Love and connection make our hearts sing and for many people Christmas is when it all comes together. Christmas lunches for work, drinks with friends, or just champers on the porch with the neighbours, it all says “you are needed, you are important, you belong”.

For people with dementia, this is often not the case as we are no longer employed, and many of our family and friends have disappeared, too afraid or too ignorant about dementia to stay by our side, not realising we are still the same people.

The times we do spend with others are often too noisy, too full of others remembering when we cannot, and of a sense of loss that is difficult to explain to others, made more difficult when they are so full of enthusiasm.

Christmas heightens the loneliness, and loneliness is probably the most painful part of Christmas, it hollows your heart out, and even if you are with others, it is easy to feel isolated. This is because you can’t keep up with conversations, can’t always remember the things your loved ones reminisce about, and getting through the day (any day) is much more complicated than it used to be. People with dementia are not the only ones who find Christmas difficult, but it is an especially hard time watching others share so much.

For many, Christmas Day itself is a truly wonderful time.

In contrast, I used to say, “I don’t do Christmas.” My family is not funny and wonderful and we don’t eat ourselves silly at the table and pass out with full bellies and hearts, in fact we rarely spend the day together. However, any time with my husband and sons together is always funny and wonderful.

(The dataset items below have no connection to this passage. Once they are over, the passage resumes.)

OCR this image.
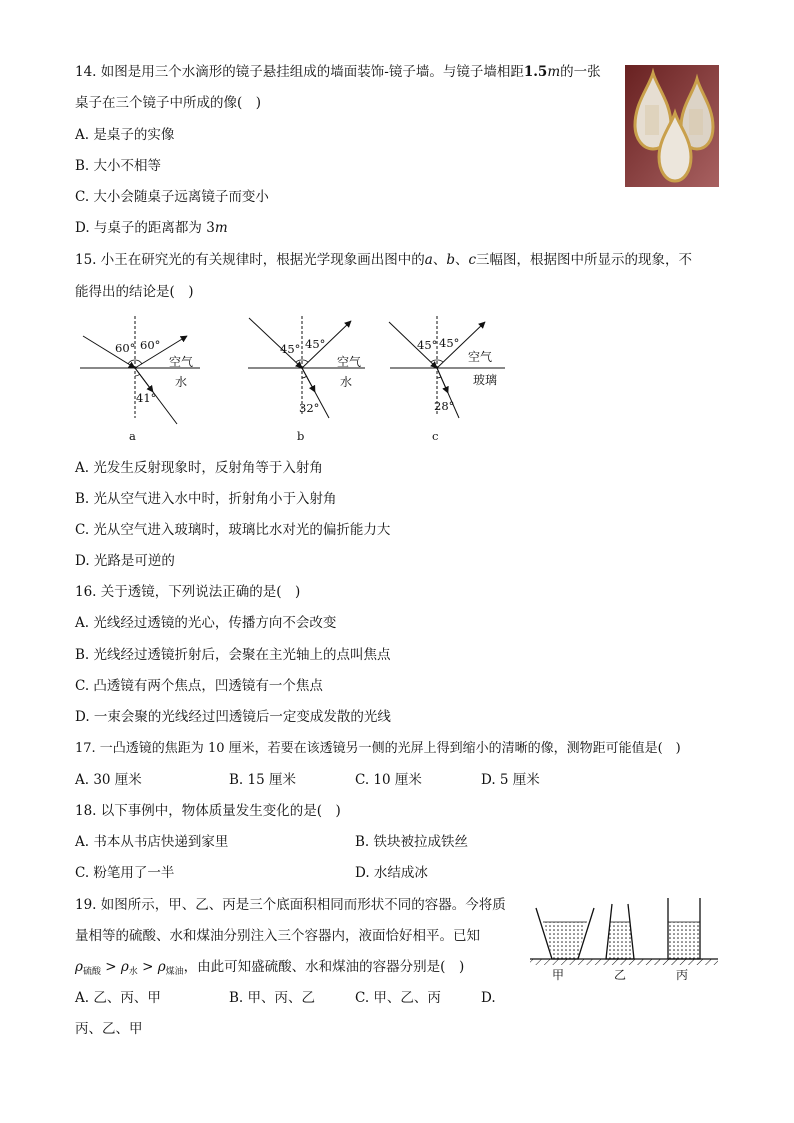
14. 如图是用三个水滴形的镜子悬挂组成的墙面装饰-镜子墙。与镜子墙相距1.5m的一张
桌子在三个镜子中所成的像(　)
A. 是桌子的实像
B. 大小不相等
C. 大小会随桌子远离镜子而变小
D. 与桌子的距离都为 3m
15. 小王在研究光的有关规律时，根据光学现象画出图中的a、b、c三幅图，根据图中所显示的现象，不
能得出的结论是(　)
60° 60°
空气
水
41°
a
45° 45°
空气
水
32°
b
45° 45°
空气
玻璃
28°
c
A. 光发生反射现象时，反射角等于入射角
B. 光从空气进入水中时，折射角小于入射角
C. 光从空气进入玻璃时，玻璃比水对光的偏折能力大
D. 光路是可逆的
16. 关于透镜，下列说法正确的是(　)
A. 光线经过透镜的光心，传播方向不会改变
B. 光线经过透镜折射后，会聚在主光轴上的点叫焦点
C. 凸透镜有两个焦点，凹透镜有一个焦点
D. 一束会聚的光线经过凹透镜后一定变成发散的光线
17. 一凸透镜的焦距为 10 厘米，若要在该透镜另一侧的光屏上得到缩小的清晰的像，测物距可能值是(　)
A. 30 厘米	B. 15 厘米	C. 10 厘米	D. 5 厘米
18. 以下事例中，物体质量发生变化的是(　)
A. 书本从书店快递到家里	B. 铁块被拉成铁丝
C. 粉笔用了一半	D. 水结成冰
19. 如图所示，甲、乙、丙是三个底面积相同而形状不同的容器。今将质
量相等的硫酸、水和煤油分别注入三个容器内，液面恰好相平。已知
$\rho_{硫酸} > \rho_水 > \rho_{煤油}$，由此可知盛硫酸、水和煤油的容器分别是(　)
A. 乙、丙、甲	B. 甲、丙、乙	C. 甲、乙、丙	D.
丙、乙、甲
甲	乙	丙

And I’m not the only one, as it is also not so perfect and joyous for many others, and Christmas always reminds me of them, and how it can be the very worst time of year.

Many of my elderly friends would describe their Christmas day as an empty house, once full of chattering children, but now there’s none left or none visiting. Or a lonely meal with people in a nursing home, people whom they’ve had to become friends with, but who are not their ‘own’ family and friends.

To those with broken hearts and broken families, caused by divorce or illness, and to those who have suffered through death and sadness and who will have an empty place at the table, we are thinking of you. In fact, some people won’t sit at a table at all, or talk to another person on Christmas day. The homeless will gather together in shelters, eating lunches served by volunteers, in a crowd, but still alone. Many simply hope the day will pass like any other, but more quickly.

So this Christmas, if you feel lonely, know that you are not lonely on your own.

Try not to get bogged down with PLOM disease (Poor Little Old Me!).

Do look for the glass half full approach to the day, and don’t waste your sadness on things that ultimately don’t matter… we all live until we die, and surely it’s more fun living. Ultimately, I feel blessed almost every day, and work hard to keep finding the joy in living.

Go for the Dude’s Guide to Christmas. It is after all, up to us to choose."